42 U.S.C. § 1395y(b)(2)(B)(ii) states that “a primary plan . . . shall reimburse [Medicare] for any payment made . . . with respect to an item or service if it is demonstrated that such primary plan has or had a responsibility to make payment with respect to such item or service.”

The Court believed that the key terms needed to understand the nature of this responsibility were “item or service.” “Item or service” is defined in 42 C.F.R. § 1003.101 as “any item, device, medical supply or service provided to a patient (i) which is listed in an itemized claim for program payment or a request for payment . . .” The Court very plainly stated that CMS’s belief that “item or service” covered multiple treatments solely because they appeared under one charge, was erroneous. The singular use of the words “item” and “service,” as well as other references to the terms within the C.F.R. made that clear.

The Court also found issue with CMS’s interpretation of the terms “responsibility to make payment.” It stated that California law is unambiguous in its assertions that when a patient receives multiple treatments for various unrelated conditions, the insurer who covers worker’s compensation claims is not responsible for treatments not related to the industrial accident, so long as they are separable from the treatments attributed. See e.g. S. Coast Framing Inc. v. W.C.A.B., 61 Cal. 4th 291, 297 (2015).

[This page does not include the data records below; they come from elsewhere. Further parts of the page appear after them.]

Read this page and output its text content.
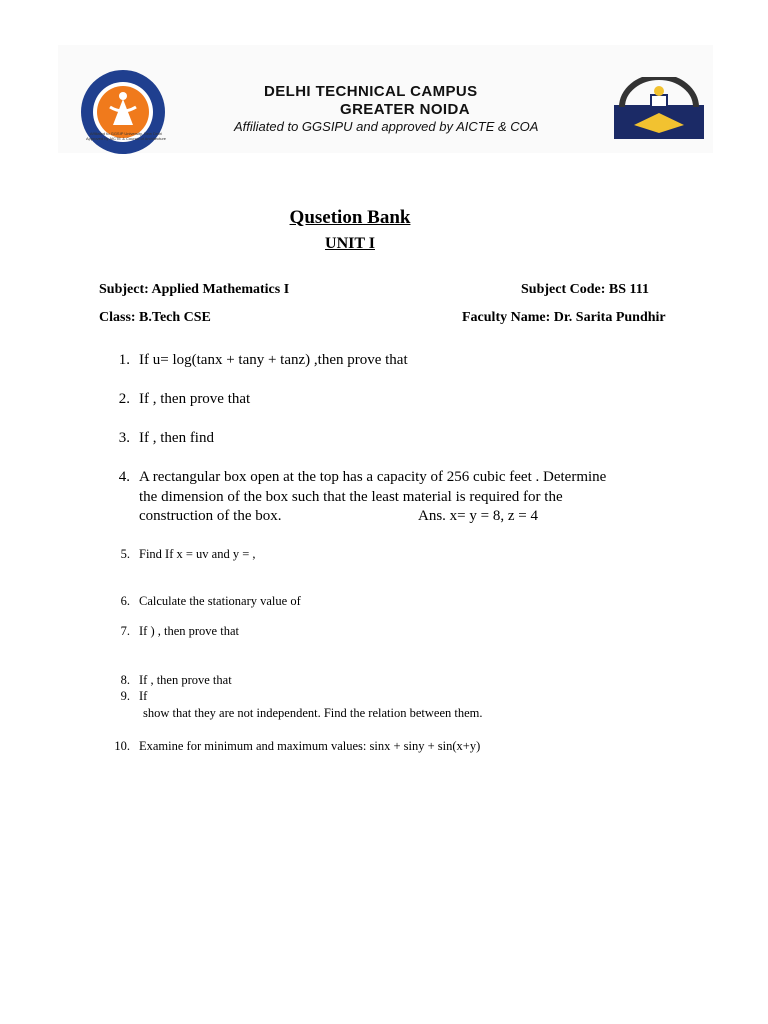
Affiliated to GGSIP University, New Delhi
Approved by AICTE & Council of Architecture
DELHI TECHNICAL CAMPUS
GREATER NOIDA
Affiliated to GGSIPU and approved by AICTE & COA
Qusetion Bank
UNIT I
Subject: Applied Mathematics I	Subject Code: BS 111
Class: B.Tech CSE	Faculty Name: Dr. Sarita Pundhir
1. If u= log(tanx + tany + tanz) ,then prove that
2. If , then prove that
3. If , then find
4. A rectangular box open at the top has a capacity of 256 cubic feet . Determine
the dimension of the box such that the least material is required for the
construction of the box.	Ans. x= y = 8, z = 4
5. Find If x = uv and y = ,
6. Calculate the stationary value of
7. If ) , then prove that
8. If , then prove that
9. If
show that they are not independent. Find the relation between them.
10. Examine for minimum and maximum values: sinx + siny + sin(x+y)
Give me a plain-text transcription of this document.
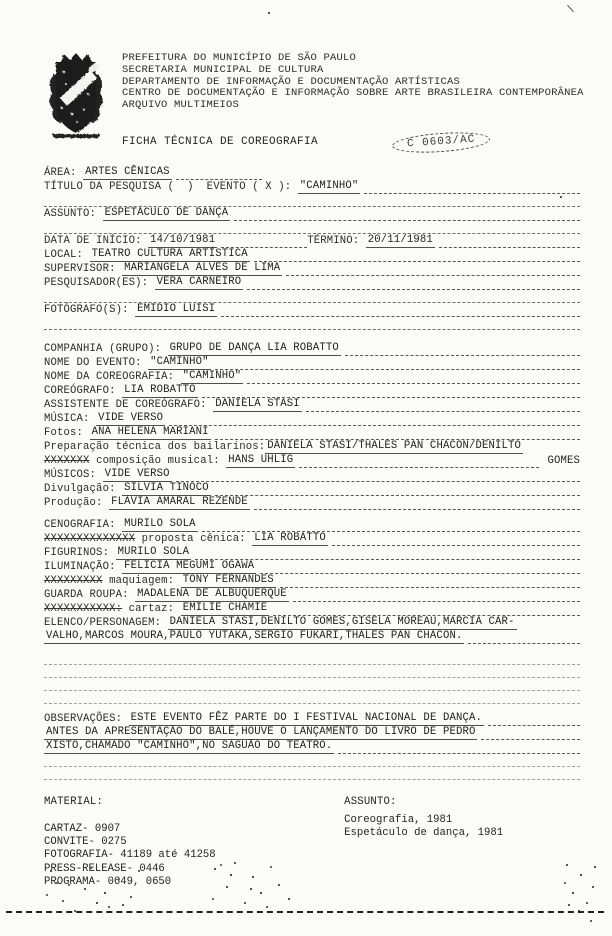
PREFEITURA DO MUNICÍPIO DE SÃO PAULO
SECRETARIA MUNICIPAL DE CULTURA
DEPARTAMENTO DE INFORMAÇÃO E DOCUMENTAÇÃO ARTÍSTICAS
CENTRO DE DOCUMENTAÇÃO E INFORMAÇÃO SOBRE ARTE BRASILEIRA CONTEMPORÂNEA
ARQUIVO MULTIMEIOS
FICHA TÉCNICA DE COREOGRAFIA	C 0603/AC
ÁREA:
ARTES CÊNICAS
TÍTULO DA PESQUISA (  )  EVENTO ( X ):
"CAMINHO"
ASSUNTO:
ESPETÁCULO DE DANÇA
DATA DE INÍCIO:
14/10/1981	TÉRMINO:
20/11/1981
LOCAL:
TEATRO CULTURA ARTÍSTICA
SUPERVISOR:
MARIANGELA ALVES DE LIMA
PESQUISADOR(ES):
VERA CARNEIRO
FOTÓGRAFO(S):
EMIDIO LUISI
COMPANHIA (GRUPO):
GRUPO DE DANÇA LIA ROBATTO
NOME DO EVENTO:
"CAMINHO"
NOME DA COREOGRAFIA:
"CAMINHO"
COREÓGRAFO:
LIA ROBATTO
ASSISTENTE DE COREÓGRAFO:
DANIELA STASI
MÚSICA:
VIDE VERSO
Fotos:
ANA HELENA MARIANI
Preparação técnica dos bailarinos: DANIELA STASI/THALES PAN CHACON/DENILTO
XXXXXXX
composição musical:
HANS UHLIG	GOMES
MÚSICOS:
VIDE VERSO
Divulgação:
SILVIA TINOCO
Produção:
FLAVIA AMARAL REZENDE
CENOGRAFIA:
MURILO SOLA
XXXXXXXXXXXXXX
proposta cênica:
LIA ROBATTO
FIGURINOS:
MURILO SOLA
ILUMINAÇÃO:
FELICIA MEGUMI OGAWA
XXXXXXXXX
maquiagem:
TONY FERNANDES
GUARDA ROUPA:
MADALENA DE ALBUQUERQUE
XXXXXXXXXXX:
cartaz:
EMILIE CHAMIE
ELENCO/PERSONAGEM:
DANIELA STASI,DENILTO GOMES,GISELA MOREAU,MARCIA CAR-
VALHO,MARCOS MOURA,PAULO YUTAKA,SERGIO FUKARI,THALES PAN CHACON.
OBSERVAÇÕES:
ESTE EVENTO FÊZ PARTE DO I FESTIVAL NACIONAL DE DANÇA.
ANTES DA APRESENTAÇÃO DO BALÉ,HOUVE O LANÇAMENTO DO LIVRO DE PEDRO
XISTO,CHAMADO "CAMINHO",NO SAGUÃO DO TEATRO.
MATERIAL:
CARTAZ- 0907
CONVITE- 0275
FOTOGRAFIA- 41189 até 41258
PRESS-RELEASE- 0446
PROGRAMA- 0649, 0650
ASSUNTO:
Coreografia, 1981
Espetáculo de dança, 1981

As a result, the Court granted CIGA’s motion for partial summary judgment but not without noting the limits of its decision. Judge Wright stated:

The Court simply holds that if a single charge contains multiple diagnosis codes—some which relate to a medical condition covered by CIGA’s policy and some of which do not— the presence of one covered code does not ipso facto make CIGA responsible for reimbursing the full amount of the charge. Instead, CMS must consider whether the charge can reasonably be apportioned between covered and uncovered codes or treatments . . . the Court takes no position on how CMS should [conclude or not conclude that apportioning the charge is unreasonable.]